El “Quédate en casa”, consigna cotidiana en estos días, deja por fuera miles de ciudadanos y ciudadanas, que no solo no tienen “casa” donde refugiarse, sino que la precariedad de sus vidas les hace más expuestos a la pandemia: mujeres cuyas casas son sinónimo de violencia y maltrato; personas en situación de calle, para quienes el cielo abierto es su techo; migrantes y refugiados que tocan la puerta de nuestro corazón buscando hospitalidad; trabajadoras sexuales que son estigmatizadas y expulsadas de sus lugares de descanso; y miles de personas que si no salen diariamente a recorrer las calles no consiguen el alimento para sus familias. ¿Qué significa para ellos y ellas quedarse en casa?
Eso de estar más expuestos a los efectos externos que ponen en riesgo el bienestar debe ser la motivación moral que lleve a la sociedad, en su conjunto, a priorizar su atención y brindarles mayor protección ante las circunstancias que les hace más vulnerables. Así, en ésta carrera frenética para superar la crisis, la búsqueda de la “cura” debe estar en erradicar lo que afecta al otro en su bienestar y no en su aminoriamiento como sacrificio por el colectivo general, que en crisis sociales, promueven sentimientos de desprecio, naturalizan las relaciones de odio y aumentan los niveles de miedo.
Como indica Carolin Emcke, nuestros días de cuarentena no pueden ser solo los silencios apacibles (aunque para algunos enloquecedores) de los hogares del pequeño grupo que puede seguir la vida desde casa.
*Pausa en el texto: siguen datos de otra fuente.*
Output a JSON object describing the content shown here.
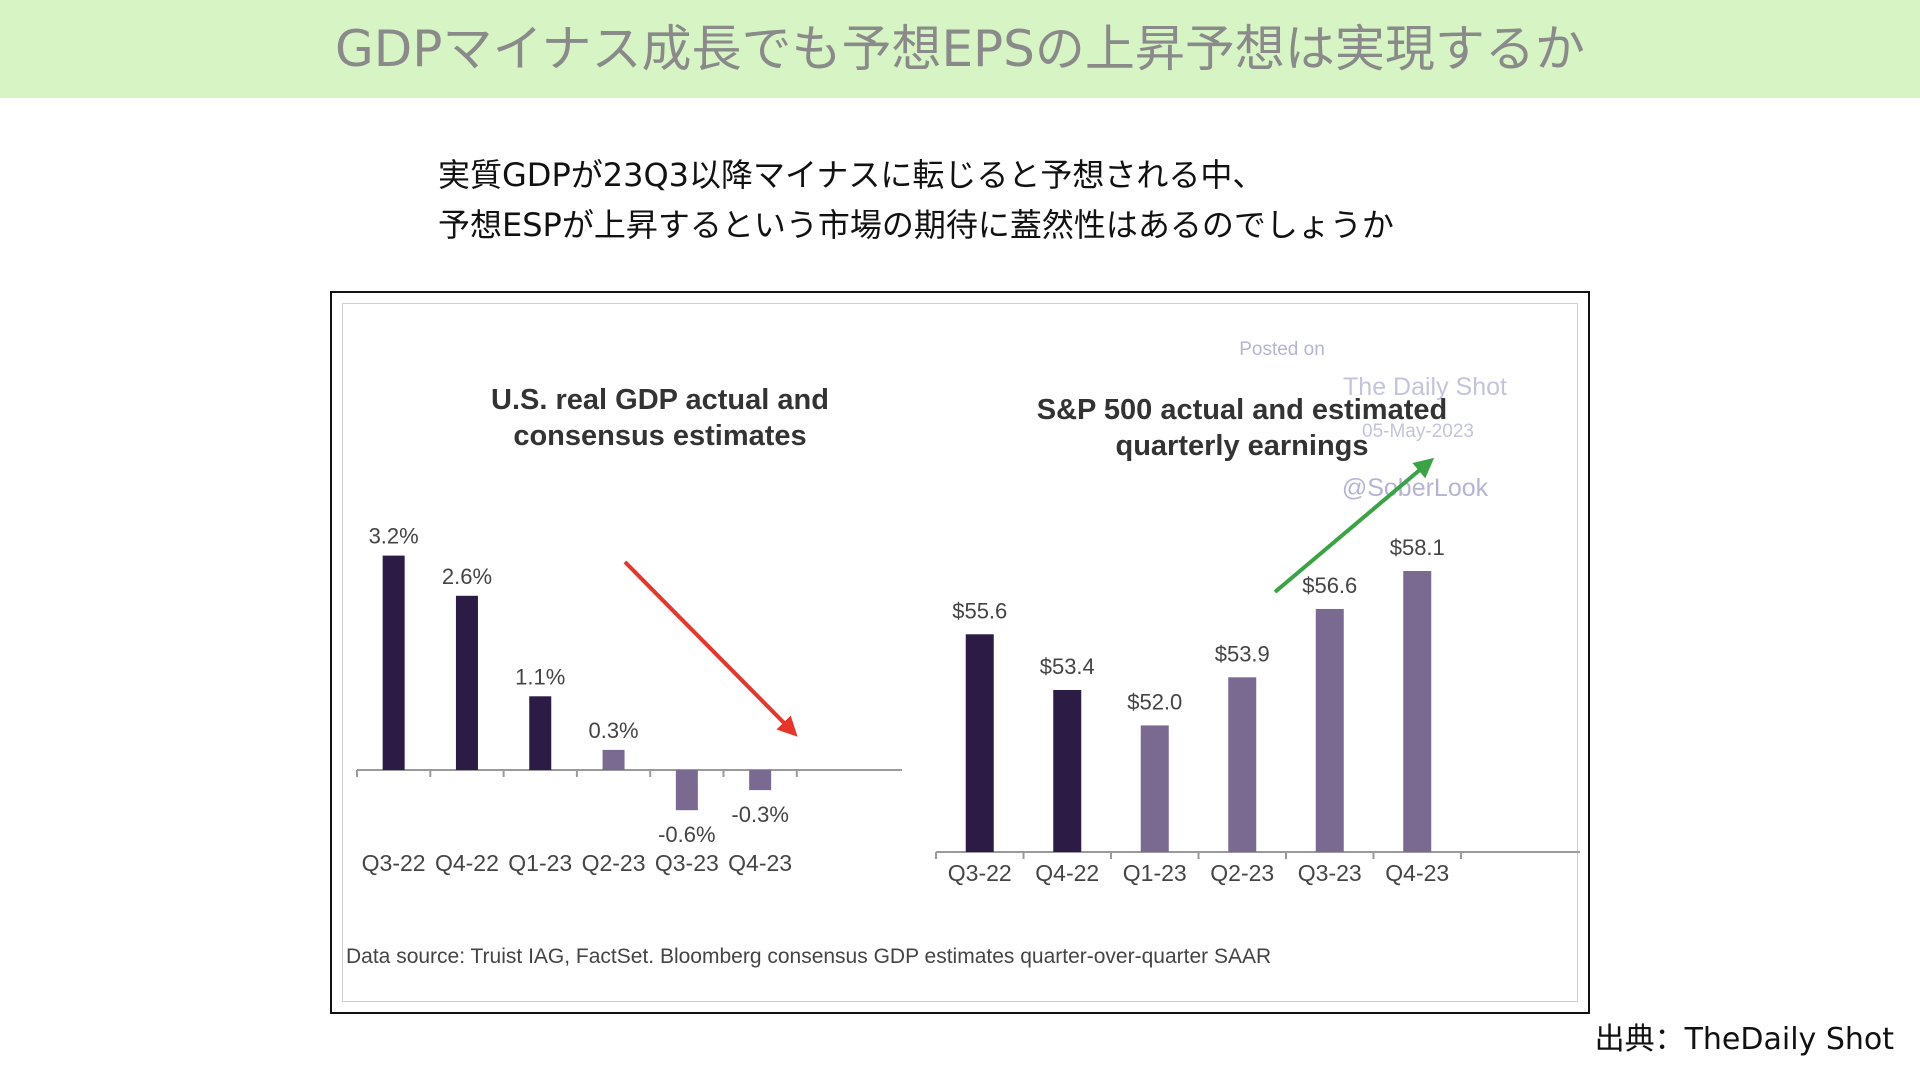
{
  "header": {
    "title": "GDPマイナス成長でも予想EPSの上昇予想は実現するか"
  },
  "intro": {
    "line1": "実質GDPが23Q3以降マイナスに転じると予想される中、",
    "line2": "予想ESPが上昇するという市場の期待に蓋然性はあるのでしょうか"
  },
  "watermark": {
    "line1": "Posted on",
    "line2": "The Daily Shot",
    "line3": "05-May-2023",
    "line4": "@SoberLook"
  },
  "footnote": "Data source: Truist IAG, FactSet. Bloomberg consensus GDP estimates quarter-over-quarter SAAR",
  "source_credit": "出典：TheDaily Shot",
  "colors": {
    "actual": "#2b1b45",
    "estimate": "#7a6a92",
    "down_arrow": "#e8352b",
    "up_arrow": "#3aa346",
    "banner": "#d7f5c4",
    "banner_text": "#8a8a8a"
  },
  "chart_data": [
    {
      "type": "bar",
      "title_line1": "U.S. real GDP actual and",
      "title_line2": "consensus estimates",
      "categories": [
        "Q3-22",
        "Q4-22",
        "Q1-23",
        "Q2-23",
        "Q3-23",
        "Q4-23"
      ],
      "values": [
        3.2,
        2.6,
        1.1,
        0.3,
        -0.6,
        -0.3
      ],
      "labels": [
        "3.2%",
        "2.6%",
        "1.1%",
        "0.3%",
        "-0.6%",
        "-0.3%"
      ],
      "kind": [
        "actual",
        "actual",
        "actual",
        "estimate",
        "estimate",
        "estimate"
      ],
      "ylim": [
        -0.6,
        3.2
      ],
      "grid": false,
      "annotation": "down-arrow"
    },
    {
      "type": "bar",
      "title_line1": "S&P 500 actual and estimated",
      "title_line2": "quarterly earnings",
      "categories": [
        "Q3-22",
        "Q4-22",
        "Q1-23",
        "Q2-23",
        "Q3-23",
        "Q4-23"
      ],
      "values": [
        55.6,
        53.4,
        52.0,
        53.9,
        56.6,
        58.1
      ],
      "labels": [
        "$55.6",
        "$53.4",
        "$52.0",
        "$53.9",
        "$56.6",
        "$58.1"
      ],
      "kind": [
        "actual",
        "actual",
        "estimate",
        "estimate",
        "estimate",
        "estimate"
      ],
      "ylim": [
        47.0,
        58.1
      ],
      "grid": false,
      "annotation": "up-arrow"
    }
  ]
}
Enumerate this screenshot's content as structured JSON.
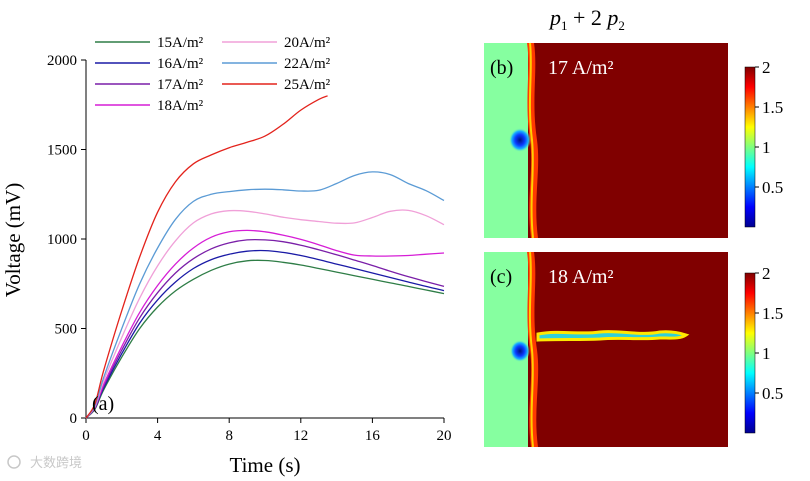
{
  "chart_data": [
    {
      "type": "line",
      "panel_label": "(a)",
      "xlabel": "Time (s)",
      "ylabel": "Voltage (mV)",
      "xlim": [
        0,
        20
      ],
      "ylim": [
        0,
        2000
      ],
      "xticks": [
        0,
        4,
        8,
        12,
        16,
        20
      ],
      "yticks": [
        0,
        500,
        1000,
        1500,
        2000
      ],
      "series": [
        {
          "name": "15A/m²",
          "color": "#2e7d46",
          "x": [
            0,
            0.5,
            1,
            2,
            3,
            4,
            5,
            6,
            7,
            8,
            9,
            10,
            11,
            12,
            13,
            14,
            15,
            16,
            17,
            18,
            19,
            20
          ],
          "y": [
            0,
            50,
            160,
            340,
            500,
            620,
            710,
            775,
            825,
            860,
            878,
            880,
            870,
            855,
            835,
            815,
            795,
            775,
            755,
            735,
            715,
            695
          ]
        },
        {
          "name": "16A/m²",
          "color": "#1a1aa6",
          "x": [
            0,
            0.5,
            1,
            2,
            3,
            4,
            5,
            6,
            7,
            8,
            9,
            10,
            11,
            12,
            13,
            14,
            15,
            16,
            17,
            18,
            19,
            20
          ],
          "y": [
            0,
            55,
            170,
            360,
            530,
            660,
            760,
            835,
            885,
            915,
            932,
            935,
            925,
            908,
            885,
            860,
            835,
            810,
            785,
            760,
            735,
            712
          ]
        },
        {
          "name": "17A/m²",
          "color": "#7a1fa8",
          "x": [
            0,
            0.5,
            1,
            2,
            3,
            4,
            5,
            6,
            7,
            8,
            9,
            10,
            11,
            12,
            13,
            14,
            15,
            16,
            17,
            18,
            19,
            20
          ],
          "y": [
            0,
            58,
            180,
            380,
            560,
            700,
            810,
            890,
            945,
            978,
            995,
            995,
            985,
            965,
            940,
            912,
            882,
            852,
            820,
            790,
            762,
            735
          ]
        },
        {
          "name": "18A/m²",
          "color": "#d61ed6",
          "x": [
            0,
            0.5,
            1,
            2,
            3,
            4,
            5,
            6,
            7,
            8,
            9,
            10,
            11,
            12,
            13,
            14,
            15,
            16,
            17,
            18,
            19,
            20
          ],
          "y": [
            0,
            60,
            190,
            400,
            590,
            740,
            860,
            950,
            1010,
            1040,
            1048,
            1040,
            1022,
            998,
            968,
            935,
            910,
            905,
            905,
            908,
            915,
            922
          ]
        },
        {
          "name": "20A/m²",
          "color": "#f0a0d8",
          "x": [
            0,
            0.5,
            1,
            2,
            3,
            4,
            5,
            6,
            7,
            8,
            9,
            10,
            11,
            12,
            13,
            14,
            15,
            16,
            17,
            18,
            19,
            20
          ],
          "y": [
            0,
            65,
            210,
            450,
            670,
            850,
            990,
            1090,
            1140,
            1158,
            1155,
            1140,
            1122,
            1108,
            1098,
            1088,
            1090,
            1120,
            1155,
            1160,
            1130,
            1080
          ]
        },
        {
          "name": "22A/m²",
          "color": "#5b9bd5",
          "x": [
            0,
            0.5,
            1,
            2,
            3,
            4,
            5,
            6,
            7,
            8,
            9,
            10,
            11,
            12,
            13,
            14,
            15,
            16,
            17,
            18,
            19,
            20
          ],
          "y": [
            0,
            70,
            230,
            500,
            750,
            950,
            1110,
            1210,
            1250,
            1265,
            1275,
            1278,
            1275,
            1268,
            1272,
            1310,
            1355,
            1375,
            1360,
            1310,
            1270,
            1215
          ]
        },
        {
          "name": "25A/m²",
          "color": "#e3231c",
          "x": [
            0,
            0.5,
            1,
            2,
            3,
            4,
            5,
            6,
            7,
            8,
            9,
            10,
            11,
            12,
            13,
            13.5
          ],
          "y": [
            0,
            80,
            270,
            600,
            900,
            1150,
            1320,
            1420,
            1470,
            1510,
            1540,
            1575,
            1640,
            1720,
            1780,
            1800
          ]
        }
      ]
    },
    {
      "type": "heatmap",
      "panel_label": "(b)",
      "title": "17 A/m²",
      "colorbar_ticks": [
        "2",
        "1.5",
        "1",
        "0.5"
      ],
      "colorbar_range": [
        0,
        2
      ]
    },
    {
      "type": "heatmap",
      "panel_label": "(c)",
      "title": "18 A/m²",
      "colorbar_ticks": [
        "2",
        "1.5",
        "1",
        "0.5"
      ],
      "colorbar_range": [
        0,
        2
      ]
    }
  ],
  "figure_title": {
    "p1": "p",
    "sub1": "1",
    "op": " + 2 ",
    "p2": "p",
    "sub2": "2"
  },
  "watermark": "大数跨境"
}
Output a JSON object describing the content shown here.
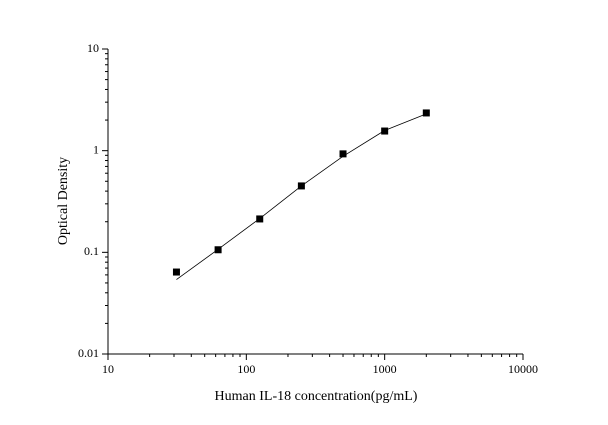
{
  "chart_data": {
    "type": "scatter",
    "xlabel": "Human IL-18 concentration(pg/mL)",
    "ylabel": "Optical Density",
    "xscale": "log",
    "yscale": "log",
    "xlim": [
      10,
      10000
    ],
    "ylim": [
      0.01,
      10
    ],
    "xticks": [
      10,
      100,
      1000,
      10000
    ],
    "yticks": [
      0.01,
      0.1,
      1,
      10
    ],
    "series": [
      {
        "color": "#000000",
        "marker": "square",
        "x": [
          31.25,
          62.5,
          125,
          250,
          500,
          1000,
          2000
        ],
        "values": [
          0.064,
          0.106,
          0.213,
          0.45,
          0.93,
          1.56,
          2.35
        ]
      },
      {
        "color": "#000000",
        "marker": "line",
        "x": [
          31.25,
          62.5,
          125,
          250,
          500,
          1000,
          2000
        ],
        "values": [
          0.054,
          0.107,
          0.215,
          0.45,
          0.88,
          1.58,
          2.3
        ]
      }
    ]
  }
}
Urge actuar desde el encerramiento en dos perspectivas: preguntarse si este odio envuelto en preocupación puede estar funcionando como sustituto o válvula de escape para canalizar experiencias colectivas de privación de derechos y marginación; y como la creatividad mental, que es tan activa en estos días, puede promover acciones de solidaridad, resistencia y exigibilidad, para superar la inequidad que es caldo de cultivo de pandemias sistemáticas de opresión y marginalidad
Este no será el fin, pero si una posibilidad de reinvención y bienvenido un giro nietszcheano a nuestra forma de construir sociedad y responder a las crisis: derrotar la indiferencia, fruto de nuestra posición de un “equivocoprivilegio”, y dejar de ver al diferente como enemigo y a su diversidad como amenaza al bienestar; por el contrario, nos debe llamar a la solidaridad de trabajar para que la vulnerabilidad no sea el lugar común de ciudadanos y ciudadanas, y que se rompa con lo lógica de seguir cultivando relaciones desde el resentimiento, entendido como refugio de los débiles en el desprecio moralizador de los fuertes.